The useEffect hook allows you to perform side effects on your React page. A common use case would be to perform an API call to populate the page when the page has mounted i.e.
useEffect(async () => { const data await callApi(); //.. now populate the page });
The Problem
The callApi method is long running, so async and it doesn’t block the thread. However we can’t put async methods into useEffect. It can cause race conditions so it’s not allowed. Our IDE will complain and the code won’t run.
Solution
Just embed an async method into your useEffect hook and call it i.e.
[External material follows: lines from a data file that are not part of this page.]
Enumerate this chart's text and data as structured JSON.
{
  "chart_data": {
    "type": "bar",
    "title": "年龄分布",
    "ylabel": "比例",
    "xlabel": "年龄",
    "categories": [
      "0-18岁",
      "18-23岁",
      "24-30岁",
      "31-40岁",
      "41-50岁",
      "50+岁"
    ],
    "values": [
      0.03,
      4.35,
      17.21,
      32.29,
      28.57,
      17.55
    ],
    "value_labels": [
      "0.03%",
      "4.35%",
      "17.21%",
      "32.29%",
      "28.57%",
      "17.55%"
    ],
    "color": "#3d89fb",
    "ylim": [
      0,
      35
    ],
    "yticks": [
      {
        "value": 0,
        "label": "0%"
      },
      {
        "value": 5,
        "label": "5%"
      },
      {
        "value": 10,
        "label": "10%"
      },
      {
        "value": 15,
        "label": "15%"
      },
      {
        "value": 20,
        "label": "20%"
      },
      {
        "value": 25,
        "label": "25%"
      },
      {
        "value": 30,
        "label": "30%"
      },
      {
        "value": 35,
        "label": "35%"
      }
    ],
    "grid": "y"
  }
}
useEffect(() => { const loadData = async () => { await callApi(); //.. now populate page } loadData(); });
That does work and we can have an async call in the useEffect hook.
A Better Solution
The reason I’m writing the post is because I saw a neater solution to this on a training video. Just use an immediately invoked function expressions to define and call the async method in one code block. So the solution now becomes
useEffect(() => { (async () => { await callApi(); //.. now populate page })(); });
I’ve defined and executed the async method in one block and I don’t have a spurious loadData method. A lot neater I think.
Useful Links
https://reactjs.org/docs/hooks-effect.html
Official documentation about the useEffect hook
https://developer.mozilla.org/en-US/docs/Glossary/IIFE
Mozilla on immediately invoked function expressions. I used to use IIFE all the time – they were a bit of a standard. So I was pleased to dust them off and use them to tidy up some the code. I always thought they were neat and gave your code that sheen of cleverness that we all love.
https://codebuckets.com/2022/02/26/markdown-diagrams-with-mermaid/
The diagram was drawn with Mermaid which is a bit of a go to drawing tool for me right now.